La più nota forse è quella della pelata sbattuta più volte sulla scrivania in conferenza stampa: capocciate vere, reali, al netto della platealità del gesto. La più nota, non l’unica, tutt’altro: anzi, la gamma “Spalletti vs giornalisti” è ricca assai, forse il repertorio più ricco. Meno studiato e più rustico di quello di Mourinho, pure pieno di chicche ma non col certaldese d’ordinanza e l’intensità che varia a seconda dei momenti e dell’incazzatura di Spallettone con la stampa. Più rustico, ma probabilmente con lo stesso filo conduttore: prendere su di sé, nei momenti difficili o in quelli negativi, un’attenzione che diversamente finirebbe sulla squadra, col mister che è notoriamente uno che si pone come ombrello tra il gruppo e l’esterno, si veda a Napoli cos’è accaduto quando se n’è andato via.

E così, come con l’Italia dopo la scialba prestazione con sfangata finale contro la Croazia, si finisce con Luciano che si infuria, girandosi verso l’interlocutore e alzando via via i toni tra domande anagrafiche e relative deduzioni “Quanti anni hai? 51? E hai ancora 14 anni di pippe per arrivare a 65 come me”. Schemi (per rimanere in tema), replicati anche in passato, come quando invitò un giornalista che commentava molto negativamente la prestazione di due suoi calciatori (all’epoca era all’Inter) a dire anche nome e cognome, che “a casa devono sapere chi fa queste domande”. Particolarmente “ricco” il periodo interista spallettiano di siparietti con la stampa, come quando diede del “musino smunto” a un collega, invitandolo a parlare con lui “in caso di problemi, che a me il carattere m’avanza”; o come quando bollò come “famoso per essere distratto” un altro giornalista e “perdente” un altro collega, perdendo le staffe dopo una domanda sul distacco tra i nerazzurri e il gruppo di testa del campionato. E nel periodo giallorosso invece i cronisti divennero invece “sfigati”, dopo la gara col Lione in Champions e discorsi relativi alla sfortuna, invitandoli a scrivere oroscopi e non di calcio.

Per poi ritornare alle “capocciate” sulla scrivania in conferenza stampa, quando le domande gli chiedevano conto delle difficoltà dell’ambiente giallorosso.

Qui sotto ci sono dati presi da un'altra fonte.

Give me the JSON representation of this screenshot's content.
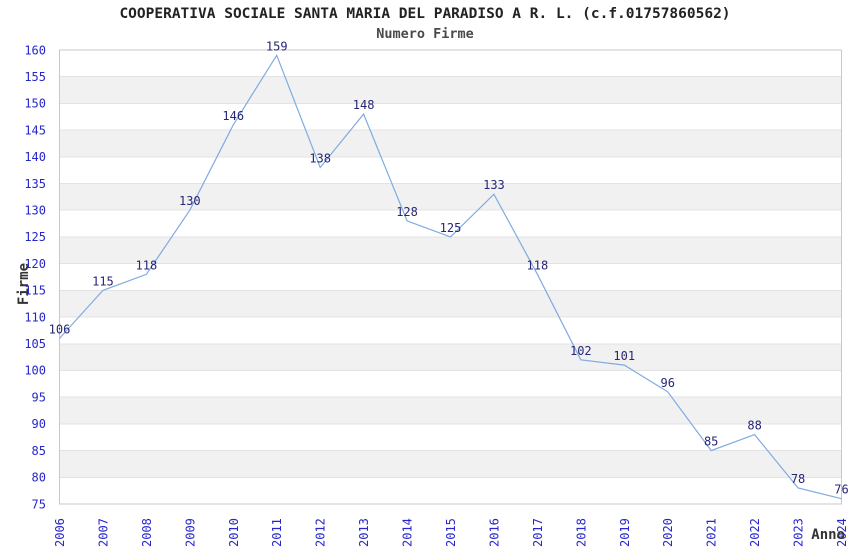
{
  "chart": {
    "title": "COOPERATIVA SOCIALE SANTA MARIA DEL PARADISO A R. L. (c.f.01757860562)",
    "subtitle": "Numero Firme",
    "ylabel": "Firme",
    "xlabel": "Anno"
  },
  "chart_data": {
    "type": "line",
    "title": "Numero Firme",
    "xlabel": "Anno",
    "ylabel": "Firme",
    "x": [
      2006,
      2007,
      2008,
      2009,
      2010,
      2011,
      2012,
      2013,
      2014,
      2015,
      2016,
      2017,
      2018,
      2019,
      2020,
      2021,
      2022,
      2023,
      2024
    ],
    "values": [
      106,
      115,
      118,
      130,
      146,
      159,
      138,
      148,
      128,
      125,
      133,
      118,
      102,
      101,
      96,
      85,
      88,
      78,
      76
    ],
    "ylim": [
      75,
      160
    ],
    "ytick_step": 5,
    "grid": "alternating-horizontal-bands",
    "legend": "none",
    "point_labels_visible": true,
    "colors": {
      "line": "#7fabe0",
      "tick_label": "#2626cc",
      "point_label": "#262677",
      "band": "#f1f1f1",
      "gridline": "#e3e3e3",
      "border": "#c8c8c8"
    }
  }
}
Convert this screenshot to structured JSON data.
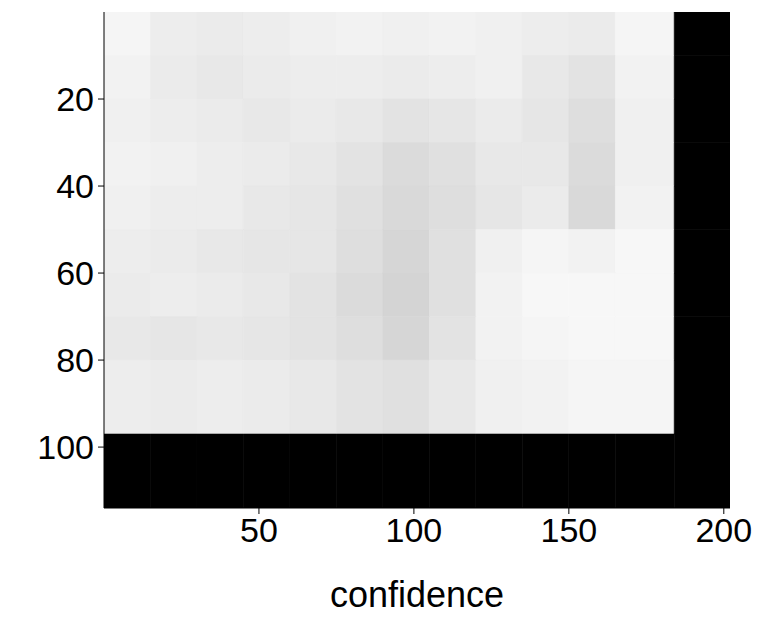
{
  "chart_data": {
    "type": "heatmap",
    "xlabel": "confidence",
    "xlim": [
      0,
      202
    ],
    "ylim": [
      0,
      114
    ],
    "xticks": [
      50,
      100,
      150,
      200
    ],
    "yticks": [
      20,
      40,
      60,
      80,
      100
    ],
    "x_edges": [
      0,
      15,
      30,
      45,
      60,
      75,
      90,
      105,
      120,
      135,
      150,
      165,
      184,
      202
    ],
    "y_edges": [
      0,
      10,
      20,
      30,
      40,
      50,
      60,
      70,
      80,
      97,
      114
    ],
    "clim": [
      0,
      1
    ],
    "cells": [
      [
        0.96,
        0.93,
        0.92,
        0.93,
        0.94,
        0.95,
        0.94,
        0.95,
        0.94,
        0.93,
        0.92,
        0.96,
        0
      ],
      [
        0.95,
        0.92,
        0.91,
        0.92,
        0.93,
        0.93,
        0.92,
        0.93,
        0.94,
        0.91,
        0.89,
        0.95,
        0
      ],
      [
        0.94,
        0.93,
        0.92,
        0.91,
        0.92,
        0.91,
        0.89,
        0.9,
        0.92,
        0.9,
        0.87,
        0.94,
        0
      ],
      [
        0.95,
        0.94,
        0.93,
        0.92,
        0.91,
        0.89,
        0.86,
        0.88,
        0.91,
        0.91,
        0.86,
        0.94,
        0
      ],
      [
        0.94,
        0.93,
        0.93,
        0.91,
        0.9,
        0.88,
        0.85,
        0.87,
        0.9,
        0.92,
        0.85,
        0.95,
        0
      ],
      [
        0.93,
        0.92,
        0.91,
        0.9,
        0.9,
        0.87,
        0.84,
        0.88,
        0.94,
        0.96,
        0.95,
        0.97,
        0
      ],
      [
        0.92,
        0.93,
        0.92,
        0.91,
        0.89,
        0.86,
        0.83,
        0.88,
        0.95,
        0.97,
        0.97,
        0.97,
        0
      ],
      [
        0.91,
        0.9,
        0.91,
        0.9,
        0.89,
        0.87,
        0.84,
        0.89,
        0.95,
        0.96,
        0.97,
        0.97,
        0
      ],
      [
        0.93,
        0.92,
        0.93,
        0.92,
        0.91,
        0.89,
        0.88,
        0.91,
        0.94,
        0.95,
        0.96,
        0.96,
        0
      ],
      [
        0,
        0,
        0,
        0,
        0,
        0,
        0,
        0,
        0,
        0,
        0,
        0,
        0
      ]
    ]
  }
}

Meno ricca la gamma napoletana, anche in virtù dello Scudetto vinto con largo anticipo (ma guai a dirlo, perché a un giornalista che a febbraio profilava la vittoria del campionato Luciano rispose gelido “Tu sei tra quelli che vuol crearci dei problemi”), mentre nella stagione prima, dopo una vittoria negli ultimi minuti contro la Lazio e dopo battute d’arresto più o meno clamorose, Spalletti sbottò: “Basta rompere i coglioni a questa squadra, ha carattere da vendere”. Insomma tra occhi al cielo, capocciate, e il tono di voce che passa dalla solita cadenza lenta e controllate a un ritmo veloce e stizzito, o addirittura rabbioso, un repertorio ampio tra momenti di spontanea rabbia e altri più scenici, studiati per alimentare anche l’aura del suo credo più profondo “uomini forti, destini forti”. Anche in conferenza stampa.